For all the attractions of Baumgartner’s account of the Hermann grid, recent decades have proven it unsatisfactory. Schiller and Tehovnik (2015) cite three main flaws: firstly, the illusion persists when we increase the size of the figure despite the fact that receptive fields are of a fixed size; secondly, the illusory effect can be greatly diminished or even removed entirely by skewing or otherwise distorting the grid in such a way that difference in stimulus between centre and surround is unchanged (see fig. 3); thirdly, the actual arrangement of retinal ganglion cells and their corresponding receptive fields is not as simple as Baumgartner supposed – midget and parasol ganglion cells exist in different ratios throughout the retina, the latter having much larger centre-surround receptive fields than the former.

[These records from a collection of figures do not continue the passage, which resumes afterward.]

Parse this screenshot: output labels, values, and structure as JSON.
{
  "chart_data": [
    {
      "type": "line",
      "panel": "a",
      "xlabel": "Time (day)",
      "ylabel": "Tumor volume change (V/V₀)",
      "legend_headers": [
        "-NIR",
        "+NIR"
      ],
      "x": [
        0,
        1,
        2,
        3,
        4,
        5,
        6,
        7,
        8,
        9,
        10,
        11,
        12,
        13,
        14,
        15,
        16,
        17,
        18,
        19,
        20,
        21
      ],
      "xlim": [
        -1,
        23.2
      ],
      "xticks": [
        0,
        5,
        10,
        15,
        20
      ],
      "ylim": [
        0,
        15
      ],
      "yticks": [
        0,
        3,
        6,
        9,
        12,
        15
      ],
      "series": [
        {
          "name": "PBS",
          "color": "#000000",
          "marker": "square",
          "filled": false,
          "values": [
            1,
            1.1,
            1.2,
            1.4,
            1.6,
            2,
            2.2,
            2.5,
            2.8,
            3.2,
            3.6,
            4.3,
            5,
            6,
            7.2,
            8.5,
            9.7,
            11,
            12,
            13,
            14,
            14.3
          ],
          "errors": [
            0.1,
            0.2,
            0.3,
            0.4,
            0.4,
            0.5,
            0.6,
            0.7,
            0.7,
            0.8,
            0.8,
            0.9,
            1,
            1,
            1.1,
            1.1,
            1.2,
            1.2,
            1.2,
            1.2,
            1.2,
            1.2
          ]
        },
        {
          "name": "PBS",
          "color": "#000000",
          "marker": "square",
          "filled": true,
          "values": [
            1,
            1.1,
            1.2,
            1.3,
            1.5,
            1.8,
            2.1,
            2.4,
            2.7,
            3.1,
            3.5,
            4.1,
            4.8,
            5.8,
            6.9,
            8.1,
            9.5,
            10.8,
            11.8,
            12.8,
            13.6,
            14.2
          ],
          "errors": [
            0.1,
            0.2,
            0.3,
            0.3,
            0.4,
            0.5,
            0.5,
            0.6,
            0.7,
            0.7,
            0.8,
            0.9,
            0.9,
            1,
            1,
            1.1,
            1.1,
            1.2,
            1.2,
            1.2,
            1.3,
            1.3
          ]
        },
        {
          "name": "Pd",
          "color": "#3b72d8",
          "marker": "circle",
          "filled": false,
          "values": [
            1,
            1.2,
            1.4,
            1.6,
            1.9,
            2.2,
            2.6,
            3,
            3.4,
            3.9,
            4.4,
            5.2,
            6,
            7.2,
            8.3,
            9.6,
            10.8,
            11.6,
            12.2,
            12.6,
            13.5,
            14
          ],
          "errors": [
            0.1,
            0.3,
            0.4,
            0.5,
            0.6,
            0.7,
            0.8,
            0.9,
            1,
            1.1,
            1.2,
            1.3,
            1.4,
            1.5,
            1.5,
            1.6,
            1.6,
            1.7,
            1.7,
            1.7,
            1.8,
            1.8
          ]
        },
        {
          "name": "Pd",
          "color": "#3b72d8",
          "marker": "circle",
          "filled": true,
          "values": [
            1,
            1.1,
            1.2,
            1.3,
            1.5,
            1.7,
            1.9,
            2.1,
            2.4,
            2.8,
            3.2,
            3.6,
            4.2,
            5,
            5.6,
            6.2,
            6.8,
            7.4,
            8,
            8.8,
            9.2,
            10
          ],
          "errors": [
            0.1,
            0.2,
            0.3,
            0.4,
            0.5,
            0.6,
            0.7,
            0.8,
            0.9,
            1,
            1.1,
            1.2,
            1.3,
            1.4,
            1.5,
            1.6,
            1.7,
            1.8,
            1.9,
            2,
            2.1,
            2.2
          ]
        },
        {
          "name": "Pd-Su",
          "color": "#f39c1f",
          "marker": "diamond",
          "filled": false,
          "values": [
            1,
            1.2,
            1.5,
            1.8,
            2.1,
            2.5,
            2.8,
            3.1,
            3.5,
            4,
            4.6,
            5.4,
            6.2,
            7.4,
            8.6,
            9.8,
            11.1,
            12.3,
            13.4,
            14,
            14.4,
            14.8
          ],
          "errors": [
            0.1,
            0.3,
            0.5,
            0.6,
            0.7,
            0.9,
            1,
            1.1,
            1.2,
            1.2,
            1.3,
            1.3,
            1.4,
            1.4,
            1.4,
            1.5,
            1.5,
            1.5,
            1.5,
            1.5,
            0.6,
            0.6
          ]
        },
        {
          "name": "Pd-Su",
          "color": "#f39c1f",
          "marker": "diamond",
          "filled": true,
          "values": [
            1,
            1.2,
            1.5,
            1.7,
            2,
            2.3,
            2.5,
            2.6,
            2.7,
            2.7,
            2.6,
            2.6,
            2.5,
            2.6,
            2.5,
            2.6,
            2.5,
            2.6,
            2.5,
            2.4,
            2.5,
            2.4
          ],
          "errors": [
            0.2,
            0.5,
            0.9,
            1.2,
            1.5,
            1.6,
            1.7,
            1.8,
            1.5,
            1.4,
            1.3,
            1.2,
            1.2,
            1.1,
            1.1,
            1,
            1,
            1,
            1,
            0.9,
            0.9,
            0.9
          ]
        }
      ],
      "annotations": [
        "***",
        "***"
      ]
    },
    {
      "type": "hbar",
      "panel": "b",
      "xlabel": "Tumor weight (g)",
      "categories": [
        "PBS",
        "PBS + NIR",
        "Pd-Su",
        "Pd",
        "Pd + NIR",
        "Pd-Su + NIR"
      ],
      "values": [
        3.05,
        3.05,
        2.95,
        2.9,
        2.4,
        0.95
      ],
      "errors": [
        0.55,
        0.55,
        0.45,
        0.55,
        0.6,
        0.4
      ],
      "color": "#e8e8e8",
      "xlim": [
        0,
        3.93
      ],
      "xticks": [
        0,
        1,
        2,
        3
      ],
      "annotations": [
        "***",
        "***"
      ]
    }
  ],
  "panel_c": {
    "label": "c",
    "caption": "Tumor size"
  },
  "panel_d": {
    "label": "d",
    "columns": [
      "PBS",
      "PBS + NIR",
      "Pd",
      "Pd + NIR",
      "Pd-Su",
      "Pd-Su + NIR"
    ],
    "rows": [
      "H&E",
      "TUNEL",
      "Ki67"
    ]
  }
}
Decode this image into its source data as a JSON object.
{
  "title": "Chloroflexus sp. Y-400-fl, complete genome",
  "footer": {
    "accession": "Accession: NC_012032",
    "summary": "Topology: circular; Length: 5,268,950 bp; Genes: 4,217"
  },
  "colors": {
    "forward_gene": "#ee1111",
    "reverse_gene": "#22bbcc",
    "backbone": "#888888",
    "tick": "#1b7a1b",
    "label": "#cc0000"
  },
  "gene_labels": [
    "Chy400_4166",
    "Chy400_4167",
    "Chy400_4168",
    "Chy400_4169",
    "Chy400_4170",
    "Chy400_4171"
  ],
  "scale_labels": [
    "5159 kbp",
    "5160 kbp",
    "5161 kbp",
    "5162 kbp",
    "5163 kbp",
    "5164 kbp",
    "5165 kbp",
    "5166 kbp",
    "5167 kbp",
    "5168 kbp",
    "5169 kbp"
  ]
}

This complicated arrangement of excitatory centres and inhibitory surrounds, operating across various distances on the 2-D retinal image, means that Baumgartner’s localized retinal processes cannot explain the Hermann grid effect (Schiller and Carvey 2005). Modern theories of vision have tended to explain lightness contrast phenomena by appealing to cortical processes – e.g. the existence of multiple spatial filters which operate at different spatial frequencies (corresponding to receptive field size) to measure non-local contrast (Blakeslee and McCourt 2012).